An unemployed Dutch bricklayer who was made a scapegoat for one of the defining moments of modern German history has been pardoned 75 years later.
Marinus van der Lubbe, 24, was beheaded after being convicted of setting the Reichstag on fire, an event Adolf Hitler used as a pretext to suspend civil liberties and start a dictatorship.
But Van de Lubbe's conviction has been overturned by the federal prosecutor, Monika Harms, after a lawyer in Berlin alerted her to the fact that he had yet to be exonerated under a law passed in 1998. The law allowed pardons for people convicted of crimes under the Nazis, based on the concept that Nazi law "went against the basic ideas of justice."
The exoneration is only symbolic and will not lead to compensation for his heirs.
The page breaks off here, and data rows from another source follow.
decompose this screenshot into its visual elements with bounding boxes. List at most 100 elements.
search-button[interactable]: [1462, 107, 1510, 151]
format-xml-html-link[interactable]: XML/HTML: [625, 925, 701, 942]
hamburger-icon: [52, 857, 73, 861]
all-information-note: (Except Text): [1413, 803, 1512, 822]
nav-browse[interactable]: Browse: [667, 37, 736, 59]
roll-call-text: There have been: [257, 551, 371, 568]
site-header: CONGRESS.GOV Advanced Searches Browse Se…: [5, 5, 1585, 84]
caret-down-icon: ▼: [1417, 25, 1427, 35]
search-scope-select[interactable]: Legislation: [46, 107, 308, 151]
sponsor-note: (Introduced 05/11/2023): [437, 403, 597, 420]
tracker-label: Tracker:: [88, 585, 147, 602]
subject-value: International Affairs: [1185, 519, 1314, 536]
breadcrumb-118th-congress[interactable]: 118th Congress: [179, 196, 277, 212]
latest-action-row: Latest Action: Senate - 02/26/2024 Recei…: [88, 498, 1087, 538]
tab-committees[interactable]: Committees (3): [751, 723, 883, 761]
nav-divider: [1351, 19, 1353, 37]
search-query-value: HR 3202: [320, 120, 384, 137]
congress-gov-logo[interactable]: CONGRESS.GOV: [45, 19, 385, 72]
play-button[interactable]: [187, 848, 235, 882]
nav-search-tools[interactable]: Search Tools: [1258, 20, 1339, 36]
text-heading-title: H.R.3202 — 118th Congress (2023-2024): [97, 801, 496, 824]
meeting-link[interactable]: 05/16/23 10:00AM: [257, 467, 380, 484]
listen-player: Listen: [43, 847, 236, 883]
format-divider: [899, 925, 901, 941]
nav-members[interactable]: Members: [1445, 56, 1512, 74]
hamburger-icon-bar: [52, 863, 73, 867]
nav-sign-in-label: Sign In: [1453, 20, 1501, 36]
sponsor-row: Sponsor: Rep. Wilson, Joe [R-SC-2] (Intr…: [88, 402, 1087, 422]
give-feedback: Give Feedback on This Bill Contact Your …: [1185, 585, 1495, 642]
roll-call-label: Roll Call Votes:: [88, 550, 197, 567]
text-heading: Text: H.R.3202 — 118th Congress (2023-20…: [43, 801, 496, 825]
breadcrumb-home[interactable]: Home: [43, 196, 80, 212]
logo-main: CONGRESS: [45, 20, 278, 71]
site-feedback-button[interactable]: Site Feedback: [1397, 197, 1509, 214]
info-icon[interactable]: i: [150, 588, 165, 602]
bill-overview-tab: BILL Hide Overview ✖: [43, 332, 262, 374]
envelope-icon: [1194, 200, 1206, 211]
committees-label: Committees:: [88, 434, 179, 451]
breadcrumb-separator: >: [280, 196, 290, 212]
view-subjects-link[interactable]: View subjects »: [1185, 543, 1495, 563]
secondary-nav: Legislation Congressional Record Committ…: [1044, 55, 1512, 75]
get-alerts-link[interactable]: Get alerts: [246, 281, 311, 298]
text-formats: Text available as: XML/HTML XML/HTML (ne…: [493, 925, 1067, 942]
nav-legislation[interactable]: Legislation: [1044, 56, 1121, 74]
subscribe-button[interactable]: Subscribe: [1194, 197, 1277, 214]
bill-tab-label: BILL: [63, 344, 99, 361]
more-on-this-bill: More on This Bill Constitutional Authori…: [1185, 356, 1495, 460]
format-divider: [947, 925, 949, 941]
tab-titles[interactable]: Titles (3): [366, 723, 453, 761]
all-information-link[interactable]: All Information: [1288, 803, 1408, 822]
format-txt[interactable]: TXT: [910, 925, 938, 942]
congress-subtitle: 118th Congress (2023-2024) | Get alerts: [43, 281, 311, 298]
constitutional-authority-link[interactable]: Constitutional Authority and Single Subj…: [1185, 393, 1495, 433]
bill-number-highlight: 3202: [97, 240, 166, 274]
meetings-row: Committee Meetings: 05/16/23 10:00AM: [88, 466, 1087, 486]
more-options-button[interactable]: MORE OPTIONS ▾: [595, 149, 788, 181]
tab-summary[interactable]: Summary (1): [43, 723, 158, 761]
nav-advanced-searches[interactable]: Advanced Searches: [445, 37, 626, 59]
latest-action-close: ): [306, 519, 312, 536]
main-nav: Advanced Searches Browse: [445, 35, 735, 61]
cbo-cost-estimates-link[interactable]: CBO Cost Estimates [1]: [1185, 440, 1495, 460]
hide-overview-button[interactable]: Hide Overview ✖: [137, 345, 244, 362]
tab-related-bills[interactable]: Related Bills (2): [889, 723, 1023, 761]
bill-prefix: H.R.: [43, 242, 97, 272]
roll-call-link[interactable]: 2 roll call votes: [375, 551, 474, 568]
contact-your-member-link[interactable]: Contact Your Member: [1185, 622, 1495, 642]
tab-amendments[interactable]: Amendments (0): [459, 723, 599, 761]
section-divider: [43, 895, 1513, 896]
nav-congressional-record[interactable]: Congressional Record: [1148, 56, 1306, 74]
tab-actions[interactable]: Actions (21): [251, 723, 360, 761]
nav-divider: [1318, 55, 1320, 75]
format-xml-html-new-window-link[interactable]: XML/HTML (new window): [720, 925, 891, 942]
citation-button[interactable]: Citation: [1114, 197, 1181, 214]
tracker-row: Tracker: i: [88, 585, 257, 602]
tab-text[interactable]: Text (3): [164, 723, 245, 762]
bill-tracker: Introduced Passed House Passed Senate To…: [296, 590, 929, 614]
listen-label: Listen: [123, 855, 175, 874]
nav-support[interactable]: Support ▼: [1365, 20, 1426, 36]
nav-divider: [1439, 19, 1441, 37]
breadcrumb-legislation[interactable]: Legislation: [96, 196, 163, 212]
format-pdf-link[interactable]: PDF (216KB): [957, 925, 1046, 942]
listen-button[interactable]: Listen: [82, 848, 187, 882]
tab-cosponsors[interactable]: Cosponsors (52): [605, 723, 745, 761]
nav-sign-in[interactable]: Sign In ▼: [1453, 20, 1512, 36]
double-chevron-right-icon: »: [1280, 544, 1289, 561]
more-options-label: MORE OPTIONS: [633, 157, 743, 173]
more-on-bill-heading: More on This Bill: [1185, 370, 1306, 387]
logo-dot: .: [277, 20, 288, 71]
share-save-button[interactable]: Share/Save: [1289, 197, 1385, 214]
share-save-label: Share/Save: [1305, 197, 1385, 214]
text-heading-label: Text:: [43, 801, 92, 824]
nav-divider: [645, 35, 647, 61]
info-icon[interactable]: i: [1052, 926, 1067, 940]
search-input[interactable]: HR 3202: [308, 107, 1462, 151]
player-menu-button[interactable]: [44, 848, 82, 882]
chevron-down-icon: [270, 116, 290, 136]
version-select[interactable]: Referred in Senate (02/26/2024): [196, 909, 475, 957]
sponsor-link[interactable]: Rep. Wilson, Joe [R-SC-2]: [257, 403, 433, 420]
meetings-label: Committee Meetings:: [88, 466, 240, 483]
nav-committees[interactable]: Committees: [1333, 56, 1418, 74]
Police arrested Van der Lubbe in the burning building and he is said to have confessed to starting the fire to encourage a workers' uprising against the Nazis.
Historians remain divided over the event. The Nazis said it was a communist plot. Most historians agreement that Van der Lubbe was involved in the fire, but whether he acted alone is still open to debate.
Following the attack in February 1933, the Communist Party was banned and Nazi opponents were brutally suppressed. In one night 1,500 communist functionaries were arrested.
Van der Lubbe went on trial in 1933 with four others, charged with arson and attempting to overthrow the government. Only Van der Lubbe was convicted. He was executed in 1934.